La Murcia de los cincuenta, páramo en lo cultural, daba resplandores insólitos. Nuestra casa frente al comercio y edificio de Tejidos Medina, en Platería, guardaba misterios, como en un espejo. En su terraza, un pequeño estudio para Antonio Medina Bardón, que entonces era vanguardia pictórica, lo compartía, en ocasiones, cuando bajaba de Espinardo, con Antonio Hernández Carpe. Subíamos alguna vez a verlos pintar, a mirar a Carpe dibujar filigranas. En esos años pasivos, Carpe pintaba los murales de la Casa de la Cultura y del Hospital Provincial. ¿Qué habrá sido de ellos? ¿Seguirán tabicados con Pladur? Los del hospital, ¿despiezados? ¡Cómo duele esta desgana murciana! Al parecer, sin solución, se grite como se grite.

Carpe pintaba la entrada de don Alfonso X a la ciudad en la pared e iban a verlo hacer sus amigos, Juan García Abellán, Antonio de Hoyos, mi padre, entre otros. Al tiempo, Medina y Crespo se echaban a la calle a rodar Una aventura vulgar. Todo es ya historia viva, interconexionada. La persiana de un comercio que, en uno de los planos del arranque de la película, levantan unos muchachos, diciéndonos que empieza el día; es la del escaparate de la tienda de Medina. Mi suerte era que yo, niño, andaba en esos espectáculos. Dándole patadas a un peto en la placeta de Joufré.

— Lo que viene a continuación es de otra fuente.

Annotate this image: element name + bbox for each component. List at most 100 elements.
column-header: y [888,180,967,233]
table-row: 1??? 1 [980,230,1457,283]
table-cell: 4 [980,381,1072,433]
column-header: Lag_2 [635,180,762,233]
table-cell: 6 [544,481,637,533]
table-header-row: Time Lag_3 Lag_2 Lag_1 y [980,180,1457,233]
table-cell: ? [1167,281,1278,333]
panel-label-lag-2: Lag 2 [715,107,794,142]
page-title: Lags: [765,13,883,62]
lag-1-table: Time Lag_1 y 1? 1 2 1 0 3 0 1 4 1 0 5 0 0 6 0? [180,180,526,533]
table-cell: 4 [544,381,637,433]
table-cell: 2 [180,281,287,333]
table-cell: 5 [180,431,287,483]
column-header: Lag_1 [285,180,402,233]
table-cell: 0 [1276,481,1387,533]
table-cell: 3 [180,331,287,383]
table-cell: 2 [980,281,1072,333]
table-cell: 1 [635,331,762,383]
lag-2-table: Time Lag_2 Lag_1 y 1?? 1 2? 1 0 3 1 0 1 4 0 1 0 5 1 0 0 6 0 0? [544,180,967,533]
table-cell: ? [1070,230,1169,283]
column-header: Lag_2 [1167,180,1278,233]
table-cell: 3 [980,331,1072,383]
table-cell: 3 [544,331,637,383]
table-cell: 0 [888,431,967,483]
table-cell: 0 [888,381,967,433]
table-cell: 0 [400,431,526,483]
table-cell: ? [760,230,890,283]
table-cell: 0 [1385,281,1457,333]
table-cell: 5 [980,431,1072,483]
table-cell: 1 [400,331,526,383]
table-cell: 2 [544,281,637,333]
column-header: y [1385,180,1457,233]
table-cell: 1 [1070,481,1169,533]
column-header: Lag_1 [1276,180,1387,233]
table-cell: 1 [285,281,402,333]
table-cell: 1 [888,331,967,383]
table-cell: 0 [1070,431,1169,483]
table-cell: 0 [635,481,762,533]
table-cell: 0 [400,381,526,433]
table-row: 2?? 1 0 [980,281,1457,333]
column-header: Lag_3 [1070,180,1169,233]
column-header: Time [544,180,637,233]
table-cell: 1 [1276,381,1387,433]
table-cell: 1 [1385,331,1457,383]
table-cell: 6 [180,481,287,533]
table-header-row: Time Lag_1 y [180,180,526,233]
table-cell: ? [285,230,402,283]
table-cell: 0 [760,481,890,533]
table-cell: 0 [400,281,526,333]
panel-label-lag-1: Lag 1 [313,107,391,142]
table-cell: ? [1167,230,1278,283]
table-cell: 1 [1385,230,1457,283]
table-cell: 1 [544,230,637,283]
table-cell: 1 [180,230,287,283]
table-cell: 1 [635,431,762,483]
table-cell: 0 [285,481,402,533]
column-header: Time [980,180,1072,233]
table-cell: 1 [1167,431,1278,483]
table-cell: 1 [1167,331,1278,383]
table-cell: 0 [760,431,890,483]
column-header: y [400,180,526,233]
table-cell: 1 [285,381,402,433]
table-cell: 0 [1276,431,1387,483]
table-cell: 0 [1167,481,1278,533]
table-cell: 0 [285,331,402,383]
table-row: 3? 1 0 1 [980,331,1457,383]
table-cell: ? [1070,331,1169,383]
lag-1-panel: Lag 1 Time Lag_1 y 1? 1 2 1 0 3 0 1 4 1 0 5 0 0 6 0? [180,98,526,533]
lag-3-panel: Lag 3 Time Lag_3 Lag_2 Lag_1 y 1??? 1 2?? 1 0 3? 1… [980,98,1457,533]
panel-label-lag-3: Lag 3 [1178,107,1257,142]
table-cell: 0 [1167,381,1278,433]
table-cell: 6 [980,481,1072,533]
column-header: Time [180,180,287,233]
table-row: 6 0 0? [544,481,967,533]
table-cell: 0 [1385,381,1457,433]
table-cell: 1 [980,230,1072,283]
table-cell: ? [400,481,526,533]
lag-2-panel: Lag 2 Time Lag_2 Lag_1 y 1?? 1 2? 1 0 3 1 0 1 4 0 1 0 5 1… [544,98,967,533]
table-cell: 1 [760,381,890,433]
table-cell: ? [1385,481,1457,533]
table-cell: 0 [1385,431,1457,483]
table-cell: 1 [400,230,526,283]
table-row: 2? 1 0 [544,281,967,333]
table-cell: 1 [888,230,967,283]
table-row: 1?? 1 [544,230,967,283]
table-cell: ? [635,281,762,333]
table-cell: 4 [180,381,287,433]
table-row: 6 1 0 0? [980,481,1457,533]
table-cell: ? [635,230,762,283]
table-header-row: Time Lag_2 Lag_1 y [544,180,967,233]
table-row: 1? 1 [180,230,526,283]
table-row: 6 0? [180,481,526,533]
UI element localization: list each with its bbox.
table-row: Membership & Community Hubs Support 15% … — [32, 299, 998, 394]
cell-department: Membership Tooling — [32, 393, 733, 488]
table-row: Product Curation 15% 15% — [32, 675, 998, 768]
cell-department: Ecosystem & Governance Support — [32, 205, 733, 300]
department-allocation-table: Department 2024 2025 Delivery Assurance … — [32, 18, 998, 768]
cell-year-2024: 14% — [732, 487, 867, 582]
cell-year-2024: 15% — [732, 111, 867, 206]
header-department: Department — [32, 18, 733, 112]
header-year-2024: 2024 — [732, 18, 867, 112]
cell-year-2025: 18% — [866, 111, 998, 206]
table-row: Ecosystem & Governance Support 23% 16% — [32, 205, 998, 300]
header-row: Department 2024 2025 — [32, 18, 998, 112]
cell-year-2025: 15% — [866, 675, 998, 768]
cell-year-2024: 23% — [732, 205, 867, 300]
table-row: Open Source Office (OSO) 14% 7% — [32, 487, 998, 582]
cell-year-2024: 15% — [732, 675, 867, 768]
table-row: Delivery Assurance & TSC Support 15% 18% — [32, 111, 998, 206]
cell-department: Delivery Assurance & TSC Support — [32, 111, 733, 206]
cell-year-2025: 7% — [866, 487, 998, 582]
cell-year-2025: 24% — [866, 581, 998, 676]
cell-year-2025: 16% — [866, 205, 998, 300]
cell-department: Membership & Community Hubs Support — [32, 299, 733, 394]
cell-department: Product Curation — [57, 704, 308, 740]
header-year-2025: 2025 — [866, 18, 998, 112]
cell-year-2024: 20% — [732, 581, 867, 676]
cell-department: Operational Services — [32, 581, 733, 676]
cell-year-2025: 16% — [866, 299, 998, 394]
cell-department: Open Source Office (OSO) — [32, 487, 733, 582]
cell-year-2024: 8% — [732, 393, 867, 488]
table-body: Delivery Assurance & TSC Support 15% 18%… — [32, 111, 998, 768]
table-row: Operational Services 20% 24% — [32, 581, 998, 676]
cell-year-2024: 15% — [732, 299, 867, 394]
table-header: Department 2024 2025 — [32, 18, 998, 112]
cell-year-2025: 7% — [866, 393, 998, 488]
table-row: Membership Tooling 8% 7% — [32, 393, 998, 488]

Carpe expuso sus primeros cuadros en la Asociación de la Prensa, en la plaza de la Cruz, número 3; y desde Platería, sus amigos -cuenta García Abellán- le ayudaron a acarrear la obra. Carpe, pequeño de estatura, se hizo grande e interpretó la novela de su vida junto a Celina Monterde, a la que conoció en el circo ambulante donde trabajaba de contorsionista; aun siendo niña. Carpe la ingresó en un colegio de monjas de donde salió para casarse con el pintor. Preciosa y conmovedora pasión de amor.

El pintor marchó a Roma y nos dejó los grandes dibujos, maravilla, para los libros de sus amigos los escritores sobre la Murcia que él veía en la distancia. Con esas nubes hechas de hilos sueltos de algodón. En los últimos años de su vida volvió al dibujo y a la línea, y grabó por insistencia de Avellaneda, una carpeta de grabados al aguafuerte; palomas y toreros, barcas de proa dedicada, frutas y mares pequeños con balnearios. Una experiencia única en el artista especialista en la pintura mural, aunque al final, regresara al caballete y al buril. Carpe distante o cercano, cuando quería en ambos casos, pintor enorme, sabio y constante. Nunca olvidado.